Home prices have gained more than 60 percent in the past two years on record-low mortgage rates and an influx of buyers from mainland China, according to an index compiled by Centaline Property Agency Ltd., the city’s largest closely held real-estate broker.

Tsang said in his speech that he was “concerned” about property bubbles.

“In the medium to long term, the most effective solution to the problems of the property market lies in the fundamental issue of ensuring steady and adequate land supply,” he said. The government will spend HK$300 million ($38 million) to study ways of increasing land supply, including reclamation off Victoria Harbour and the use of rock caverns.

The government will also sell by tender five residential sites to build about 3,000 “small and medium-sized flats,” and initiate the auction of four sites from the available list during the year, he said.

“The measures give home buyers confidence that there will be more supply of flats and this will ease the rising pressure on flat prices,” said Alvin Lam, an executive director in the surveyor unit of Midland Holdings Ltd., the city’s biggest realtor by market value. “The provision of small and medium-sized flats shows that the government knows what are the flats required in the market.”

Land Auctions

Hong Kong’s property market “rebounded” in January, Tsang said. Home prices gained 2.1 percent in the week ended Feb. 13 from the previous seven days, according to Centaline. They are up 5.7 percent this year, according to Centaline’s index.

The Hong Kong government is one of the city’s biggest landlords and the top land supplier.

Most government land sales in recent years have been triggered by the so-called application system whereby developers promise to pay minimum amounts for sites on a list of available lots, leading to a public auction. That system was put in place in 2002 to support falling home prices triggered by the Asian financial crisis of 1998.

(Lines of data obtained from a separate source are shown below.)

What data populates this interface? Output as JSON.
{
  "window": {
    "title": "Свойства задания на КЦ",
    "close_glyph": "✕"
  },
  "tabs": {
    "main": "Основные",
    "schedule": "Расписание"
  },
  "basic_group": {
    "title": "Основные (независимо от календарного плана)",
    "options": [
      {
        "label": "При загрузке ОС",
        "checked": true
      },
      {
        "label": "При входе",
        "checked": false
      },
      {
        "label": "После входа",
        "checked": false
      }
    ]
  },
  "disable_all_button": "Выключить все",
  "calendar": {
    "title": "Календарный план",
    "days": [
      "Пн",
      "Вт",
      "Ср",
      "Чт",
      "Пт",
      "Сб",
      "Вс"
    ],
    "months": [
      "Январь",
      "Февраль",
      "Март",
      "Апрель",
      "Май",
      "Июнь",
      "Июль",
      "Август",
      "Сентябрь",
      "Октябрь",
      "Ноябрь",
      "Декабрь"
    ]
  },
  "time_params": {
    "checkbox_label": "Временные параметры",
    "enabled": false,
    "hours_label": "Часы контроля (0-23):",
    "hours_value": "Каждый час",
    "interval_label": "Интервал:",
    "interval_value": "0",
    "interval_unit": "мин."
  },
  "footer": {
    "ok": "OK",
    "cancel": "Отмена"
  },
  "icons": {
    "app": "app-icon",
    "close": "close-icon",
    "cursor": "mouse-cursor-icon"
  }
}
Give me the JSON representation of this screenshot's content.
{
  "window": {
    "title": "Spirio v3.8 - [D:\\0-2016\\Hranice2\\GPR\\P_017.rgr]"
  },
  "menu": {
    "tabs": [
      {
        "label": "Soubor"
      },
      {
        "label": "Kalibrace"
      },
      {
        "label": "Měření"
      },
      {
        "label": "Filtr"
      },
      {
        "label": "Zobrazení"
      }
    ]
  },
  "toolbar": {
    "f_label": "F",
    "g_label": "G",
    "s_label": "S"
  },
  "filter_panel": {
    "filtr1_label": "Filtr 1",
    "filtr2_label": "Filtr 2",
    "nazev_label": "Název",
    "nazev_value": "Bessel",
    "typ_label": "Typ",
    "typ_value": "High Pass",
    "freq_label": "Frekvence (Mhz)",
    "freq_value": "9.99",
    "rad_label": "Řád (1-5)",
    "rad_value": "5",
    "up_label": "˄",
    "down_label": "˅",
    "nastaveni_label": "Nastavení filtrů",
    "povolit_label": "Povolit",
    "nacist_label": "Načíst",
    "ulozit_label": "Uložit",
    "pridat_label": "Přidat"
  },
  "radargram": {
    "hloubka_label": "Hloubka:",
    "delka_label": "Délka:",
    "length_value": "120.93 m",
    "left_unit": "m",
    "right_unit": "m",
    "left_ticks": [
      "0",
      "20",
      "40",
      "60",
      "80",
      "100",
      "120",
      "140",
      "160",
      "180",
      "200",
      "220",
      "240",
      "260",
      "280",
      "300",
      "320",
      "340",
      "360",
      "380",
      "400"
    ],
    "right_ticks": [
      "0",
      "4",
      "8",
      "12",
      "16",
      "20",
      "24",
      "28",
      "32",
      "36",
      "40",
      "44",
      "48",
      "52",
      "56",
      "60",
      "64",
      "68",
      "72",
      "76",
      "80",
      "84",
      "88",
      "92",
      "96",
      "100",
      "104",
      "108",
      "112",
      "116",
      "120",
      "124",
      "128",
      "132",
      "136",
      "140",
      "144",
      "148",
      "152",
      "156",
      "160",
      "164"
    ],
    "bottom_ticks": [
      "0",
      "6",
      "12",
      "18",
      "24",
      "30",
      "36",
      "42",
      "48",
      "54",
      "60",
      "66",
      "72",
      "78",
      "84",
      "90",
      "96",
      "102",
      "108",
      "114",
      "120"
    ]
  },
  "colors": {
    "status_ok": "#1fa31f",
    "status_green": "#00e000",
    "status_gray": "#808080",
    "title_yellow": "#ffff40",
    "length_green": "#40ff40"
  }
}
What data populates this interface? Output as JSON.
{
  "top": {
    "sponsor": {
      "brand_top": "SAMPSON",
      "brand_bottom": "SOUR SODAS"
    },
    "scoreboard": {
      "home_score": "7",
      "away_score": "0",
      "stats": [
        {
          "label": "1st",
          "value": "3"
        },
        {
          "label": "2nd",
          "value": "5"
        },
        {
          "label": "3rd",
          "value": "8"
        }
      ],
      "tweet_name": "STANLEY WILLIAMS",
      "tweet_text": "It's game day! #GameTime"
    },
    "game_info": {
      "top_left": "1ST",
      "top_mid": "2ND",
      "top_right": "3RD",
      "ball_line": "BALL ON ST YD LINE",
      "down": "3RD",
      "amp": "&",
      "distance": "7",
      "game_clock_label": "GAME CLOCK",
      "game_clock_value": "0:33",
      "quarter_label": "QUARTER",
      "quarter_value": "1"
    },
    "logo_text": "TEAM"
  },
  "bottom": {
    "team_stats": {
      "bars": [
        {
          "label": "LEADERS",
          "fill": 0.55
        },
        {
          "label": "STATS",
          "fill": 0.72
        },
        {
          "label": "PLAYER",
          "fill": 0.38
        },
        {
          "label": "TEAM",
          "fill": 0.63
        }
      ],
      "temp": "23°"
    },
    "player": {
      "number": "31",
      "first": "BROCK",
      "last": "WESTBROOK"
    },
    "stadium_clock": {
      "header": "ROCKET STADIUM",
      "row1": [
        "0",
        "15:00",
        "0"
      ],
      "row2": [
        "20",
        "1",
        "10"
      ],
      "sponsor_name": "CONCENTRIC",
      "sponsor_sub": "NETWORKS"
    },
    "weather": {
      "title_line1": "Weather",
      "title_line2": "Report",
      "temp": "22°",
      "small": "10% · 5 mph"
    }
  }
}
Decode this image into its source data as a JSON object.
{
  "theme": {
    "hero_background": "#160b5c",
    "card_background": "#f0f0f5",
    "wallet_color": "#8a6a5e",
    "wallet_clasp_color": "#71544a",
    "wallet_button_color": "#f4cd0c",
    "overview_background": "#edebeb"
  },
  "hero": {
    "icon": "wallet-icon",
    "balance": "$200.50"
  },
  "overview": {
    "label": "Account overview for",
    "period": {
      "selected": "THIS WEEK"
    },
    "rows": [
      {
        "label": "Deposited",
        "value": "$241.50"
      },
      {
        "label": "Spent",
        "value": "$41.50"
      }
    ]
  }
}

Government-initiated auctions were partially resumed last year as part of price-curbing measures. Four of the 10 plots sold this fiscal year were at auctions initiated by the government.

‘Right Direction’

“The government is moving in the right direction” by putting more land for regular auctions, Ronnie Chan, chairman of Hang Lung Properties Ltd., the city’s third-biggest builder by market value, said after the new measures were announced today. “The fundamental reason for the price surge over the past few years was a shortage of land supply. This should be able to help alleviate the problem.”

The application system “would only work if the government set the trigger prices closer to market prices,” Chan said.

The government in November imposed additional stamp duties and increased deposits for mortgages.